Après ces maximes d'abandon et de foi qu’il tâche de nous imprimer, il nous fait comprendre que la meilleure pénitence est celle de l'amour ; que142 plusieurs péchés ont été pardonnés à Madeleine, parce qu'elle a beaucoup aimé. Ne nous fait-il pas voir en sainte Marthe combien l'empressement pour les meilleures choses est nuisible143 ? Marthe, Marthe, vous vous empressez de beaucoup de choses ; Marie a choisi la meilleure part qui ne lui sera point ôtée. Quel était cette meilleure part ? L'amour et le silence aux pieds de Jésus-Christ pour écouter ses paroles. Quels étaient les empressements de Marthe ? C'était pour nourrir Jésus-Christ. N’a-t-il pas dit144, qu'il est la résurrection et la vie même ; et que qui croit en lui ne mourra point ?

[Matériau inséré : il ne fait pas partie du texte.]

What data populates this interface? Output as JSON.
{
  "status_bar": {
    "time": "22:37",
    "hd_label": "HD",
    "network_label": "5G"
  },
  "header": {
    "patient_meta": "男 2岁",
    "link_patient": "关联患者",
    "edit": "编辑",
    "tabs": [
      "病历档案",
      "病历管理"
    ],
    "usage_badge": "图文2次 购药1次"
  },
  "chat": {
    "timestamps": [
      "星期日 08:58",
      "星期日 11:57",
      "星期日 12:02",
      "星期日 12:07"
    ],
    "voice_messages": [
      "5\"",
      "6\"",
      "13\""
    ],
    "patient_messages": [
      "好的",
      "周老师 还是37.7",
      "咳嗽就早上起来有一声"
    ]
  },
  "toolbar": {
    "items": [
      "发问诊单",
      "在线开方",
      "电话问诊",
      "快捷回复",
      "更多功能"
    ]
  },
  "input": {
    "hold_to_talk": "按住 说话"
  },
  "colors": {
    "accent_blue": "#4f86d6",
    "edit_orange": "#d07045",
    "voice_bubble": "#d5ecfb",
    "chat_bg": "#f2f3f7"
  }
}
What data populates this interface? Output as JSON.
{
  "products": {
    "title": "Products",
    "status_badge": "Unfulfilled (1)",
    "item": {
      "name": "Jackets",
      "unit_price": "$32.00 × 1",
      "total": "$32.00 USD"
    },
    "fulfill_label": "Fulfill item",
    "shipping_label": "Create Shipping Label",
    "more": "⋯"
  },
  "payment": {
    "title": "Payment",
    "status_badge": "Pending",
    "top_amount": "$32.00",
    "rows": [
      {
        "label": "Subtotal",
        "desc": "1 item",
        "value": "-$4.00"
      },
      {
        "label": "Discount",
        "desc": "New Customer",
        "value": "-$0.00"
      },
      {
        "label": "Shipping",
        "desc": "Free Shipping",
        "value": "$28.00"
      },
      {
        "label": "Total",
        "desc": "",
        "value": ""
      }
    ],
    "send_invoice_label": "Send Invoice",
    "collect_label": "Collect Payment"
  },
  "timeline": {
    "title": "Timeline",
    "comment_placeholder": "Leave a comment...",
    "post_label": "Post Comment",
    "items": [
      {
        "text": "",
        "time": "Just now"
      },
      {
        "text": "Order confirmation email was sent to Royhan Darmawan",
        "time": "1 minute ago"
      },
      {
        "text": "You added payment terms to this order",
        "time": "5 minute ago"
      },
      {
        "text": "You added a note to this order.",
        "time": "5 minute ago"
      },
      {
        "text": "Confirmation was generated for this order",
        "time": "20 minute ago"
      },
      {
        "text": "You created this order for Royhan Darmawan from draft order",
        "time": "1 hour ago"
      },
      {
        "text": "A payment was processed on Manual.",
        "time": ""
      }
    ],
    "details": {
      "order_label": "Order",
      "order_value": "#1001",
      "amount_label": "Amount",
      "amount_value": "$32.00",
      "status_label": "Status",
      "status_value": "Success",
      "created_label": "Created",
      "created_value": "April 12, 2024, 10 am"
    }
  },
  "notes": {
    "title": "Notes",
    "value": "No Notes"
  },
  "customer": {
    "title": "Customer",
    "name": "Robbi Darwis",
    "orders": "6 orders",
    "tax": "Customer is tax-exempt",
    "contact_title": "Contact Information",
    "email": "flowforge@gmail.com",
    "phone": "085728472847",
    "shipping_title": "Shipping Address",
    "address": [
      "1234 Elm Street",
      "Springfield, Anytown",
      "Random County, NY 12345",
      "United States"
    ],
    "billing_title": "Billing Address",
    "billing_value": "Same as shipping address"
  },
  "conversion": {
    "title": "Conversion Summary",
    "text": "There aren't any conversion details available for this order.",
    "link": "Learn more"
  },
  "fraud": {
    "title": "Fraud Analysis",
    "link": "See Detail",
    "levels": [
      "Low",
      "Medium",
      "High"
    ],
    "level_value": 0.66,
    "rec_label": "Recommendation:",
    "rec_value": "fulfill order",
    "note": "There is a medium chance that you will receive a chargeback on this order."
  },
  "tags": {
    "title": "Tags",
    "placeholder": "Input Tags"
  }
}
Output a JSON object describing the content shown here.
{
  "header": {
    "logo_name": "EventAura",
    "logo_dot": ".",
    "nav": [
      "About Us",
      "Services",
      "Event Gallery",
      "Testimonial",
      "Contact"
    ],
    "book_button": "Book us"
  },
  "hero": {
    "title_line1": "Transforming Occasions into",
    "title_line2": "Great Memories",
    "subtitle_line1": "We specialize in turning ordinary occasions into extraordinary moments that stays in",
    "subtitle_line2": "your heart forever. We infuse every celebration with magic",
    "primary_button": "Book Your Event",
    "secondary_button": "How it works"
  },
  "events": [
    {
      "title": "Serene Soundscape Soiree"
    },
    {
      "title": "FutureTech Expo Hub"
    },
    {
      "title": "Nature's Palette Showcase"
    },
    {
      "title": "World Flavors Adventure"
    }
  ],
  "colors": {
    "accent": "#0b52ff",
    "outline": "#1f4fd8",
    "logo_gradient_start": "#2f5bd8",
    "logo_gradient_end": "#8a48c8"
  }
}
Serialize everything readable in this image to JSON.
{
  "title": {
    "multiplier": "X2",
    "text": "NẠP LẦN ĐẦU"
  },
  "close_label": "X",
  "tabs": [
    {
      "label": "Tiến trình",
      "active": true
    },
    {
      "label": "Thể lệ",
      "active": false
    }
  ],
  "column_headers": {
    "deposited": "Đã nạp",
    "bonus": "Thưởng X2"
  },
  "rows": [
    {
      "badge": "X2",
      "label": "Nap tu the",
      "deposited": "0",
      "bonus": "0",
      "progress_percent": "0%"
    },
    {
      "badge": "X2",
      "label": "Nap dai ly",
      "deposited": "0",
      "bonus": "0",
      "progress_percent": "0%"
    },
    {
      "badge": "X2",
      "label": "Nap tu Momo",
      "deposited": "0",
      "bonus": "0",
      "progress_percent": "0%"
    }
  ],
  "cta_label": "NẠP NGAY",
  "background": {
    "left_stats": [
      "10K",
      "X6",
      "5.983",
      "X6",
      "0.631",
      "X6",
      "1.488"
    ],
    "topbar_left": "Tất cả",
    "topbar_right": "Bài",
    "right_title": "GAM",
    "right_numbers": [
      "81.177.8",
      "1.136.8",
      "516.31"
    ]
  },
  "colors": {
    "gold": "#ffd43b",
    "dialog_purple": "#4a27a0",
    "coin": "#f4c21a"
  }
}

Mais revenons à la suite : ne nous dit-il point145, de haïr notre âme pour son amour ? Quelle est cette haine de notre propre âme, [18] sinon la propriété et le moi, qu'il faut haïr en nous, laissant Dieu disposer de notre âme comme il lui plaira, la gouvernant selon sa volonté, qu'il en dispose si absolument que je ne m'informe pas de ce qu'il en fait ? Après m'avoir enseigné qu'il faut146 tout perdre, pour conserver mon âme, qui est le premier degré de la perte, il m'enseigne que je dois même perdre mon âme pour lui147 : Quiconque, dit-il, veut bien la perdre pour moi, la sauve ; et qui croit la sauver, la perdra. Y a-t-il rien de plus positif ? Si je perds tout ce que j'appelle ma propre âme, mon moi, toute propriété, je sauverai mon âme; mais si je m'appuie sur mes œuvres, croyant me mieux sauver moi-même, je me perdrai. Notre Seigneur nous fait voir en beaucoup d'endroits par des paraboles et autrement, le peu de fond que nous devons faire sur nos œuvres : mais il nous apprend encore qu'il faut perdre, comme j’ai dit, ce que l'âme a de propre, le moi, etc. ; et la perdre ensuite en Dieu par l'amour et la foi, où l'on trouve un véritable salut : c'est pourquoi l'Ecriture dit148 : Tous ceux qui sont en vous sont comme des personnes ravies de joie.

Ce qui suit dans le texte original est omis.